Ye Gods, are you mad? Social media! They could be literally anyone! Also, more seriously, I would never have the nerve – or rather the presumption.
This is rather long and very, um, honest; all in all it would probably work better as a blog post, and better still as a letter to my therapist (if I had one). So I may ask you to delete it. But let’s go with it for now. I do wish you luck – genuinely – in making progress out of the lower foothills of Mount Sociable back onto the higher slopes, but for me at least the foothills would be an improvement.
Thanks for sharing, Phil. When I wrote the post I was worried that people might say “What are you talking about? Making friends is easy!” so reassuring, in a way, to have my generalisations corrected in the opposite direction. Have you tried taking salsa classes? &c. &c…
Please don’t delete it Phil. I really related to it after a conversation with my partner revealed he feels pretty much exactly the same. I’m going to share this post and your response to it with him later (when I feel like he’s in a good place to take it in). I have some wonderful friends I can share a pint with, but he less so. Thank you for opening up so vulnerably but honestly.
A good read. Nice graphic too (as usual).
Just one niggle – ‘If a session in the pub doesn’t range from telly to telephone boxes to the problem with the world today, the pints are doing their job.’ Did you mean aren’t?
Yes!
There’s a difference between friendship and social contact, although both are important. You still see groups of older blokes chewing the fat in the pub (although not as often as you used to) but it’s doubtful to what extent that translates to friendship in the outside world – they just happen to come together in a particular pub at a particular time.
And pubs themselves have to encourage sociability. If they’re dominated by dining, or loud music, or TV football, it’s hard to converse. And it does help being actually open in the first place.
I find the pub experience modified by who I’m with. Definitely happy to go alone and chat to anyone and for me this is the purest experience. The larger the group you go with, the more you affect the premises.
As you said, sometimes sitting in solitude is good too.
[…] This trip, planned months ago, happened to be just what I needed after my wobble the other week. […]

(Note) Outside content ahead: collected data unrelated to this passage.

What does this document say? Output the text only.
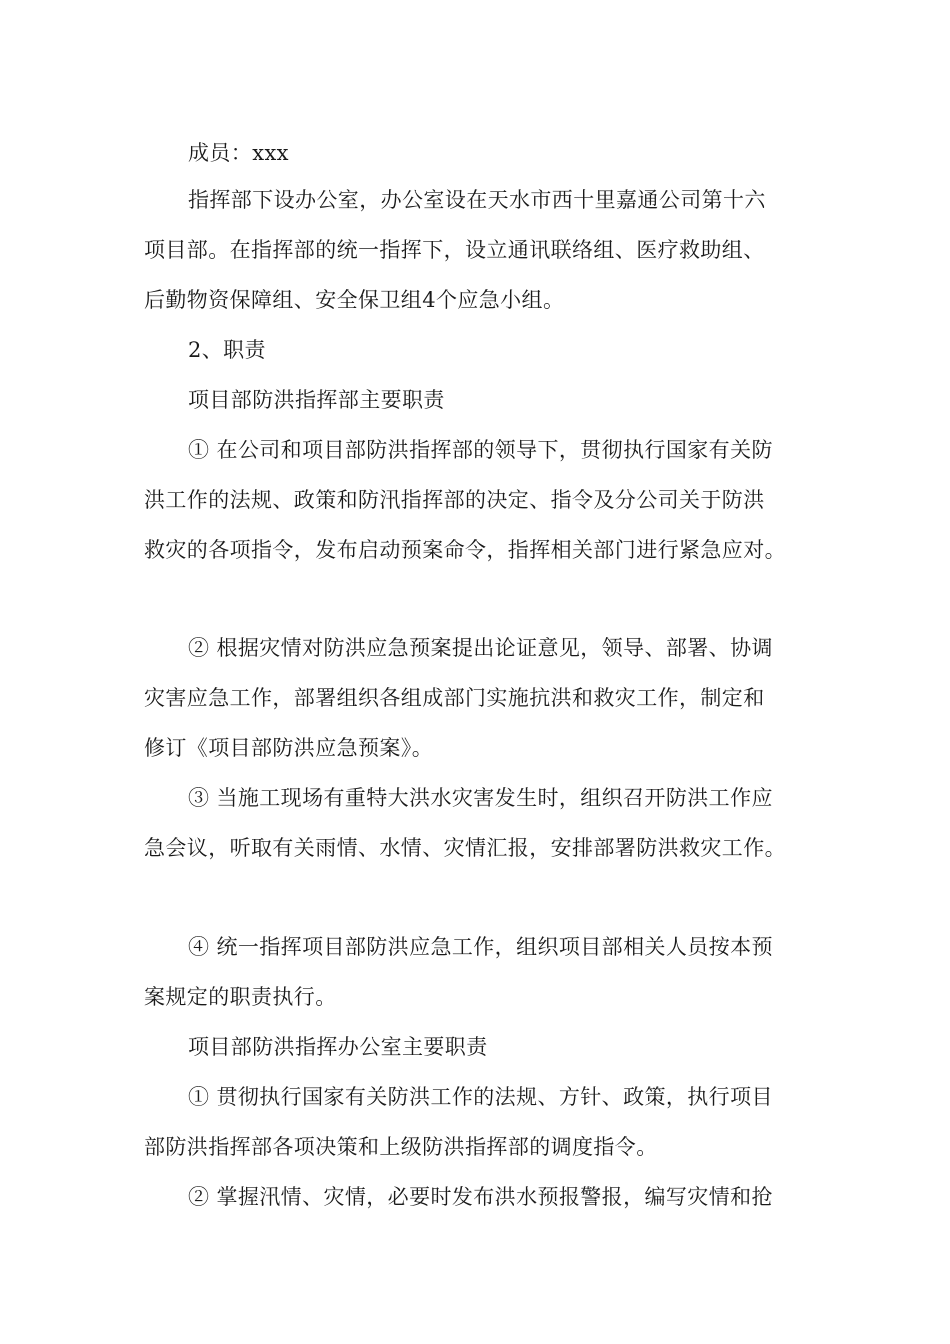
成员：xxx
指挥部下设办公室，办公室设在天水市西十里嘉通公司第十六
项目部。在指挥部的统一指挥下，设立通讯联络组、医疗救助组、
后勤物资保障组、安全保卫组4个应急小组。
2、职责
项目部防洪指挥部主要职责
① 在公司和项目部防洪指挥部的领导下，贯彻执行国家有关防
洪工作的法规、政策和防汛指挥部的决定、指令及分公司关于防洪
救灾的各项指令，发布启动预案命令，指挥相关部门进行紧急应对。
② 根据灾情对防洪应急预案提出论证意见，领导、部署、协调
灾害应急工作，部署组织各组成部门实施抗洪和救灾工作，制定和
修订《项目部防洪应急预案》。
③ 当施工现场有重特大洪水灾害发生时，组织召开防洪工作应
急会议，听取有关雨情、水情、灾情汇报，安排部署防洪救灾工作。
④ 统一指挥项目部防洪应急工作，组织项目部相关人员按本预
案规定的职责执行。
项目部防洪指挥办公室主要职责
① 贯彻执行国家有关防洪工作的法规、方针、政策，执行项目
部防洪指挥部各项决策和上级防洪指挥部的调度指令。
② 掌握汛情、灾情，必要时发布洪水预报警报，编写灾情和抢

This post struck a chord with me, as like you, I consider myself to be fairly introverted and enjoy my own company. Probably because I’ve never had a large group of close friends – school / university folks all drifted away a long time ago, and work colleagues were mostly up their own backsides!! Nowadays, I’m active in several groups including the local CAMRA Group and that has been good for me to socialise and meet new folks. BUT, I’m probably one of the youngest there and I’m in my mid 50’s. I”ll happily go to a pub on my own, sit in the corner and read stuff on my phone or socials, but there are times even that becomes boring and I really just want to chat to someone – so I might listen in to some conversations that the bar person is having and then eventually chip in something at a quiet moment. What doesn’t help is that for me to go for a quick pint involves a 45 minute walk or 10/15 minute bus journey to get to my nearest real ale pub…. And that, I think is the biggest problem for me at least – I can’t just ‘nip out for a quickie’ – it involves a lot of planning. Lockdown provided an excuse to enjoy my own company and drinking at home – it’s hard to leave that comfort zone.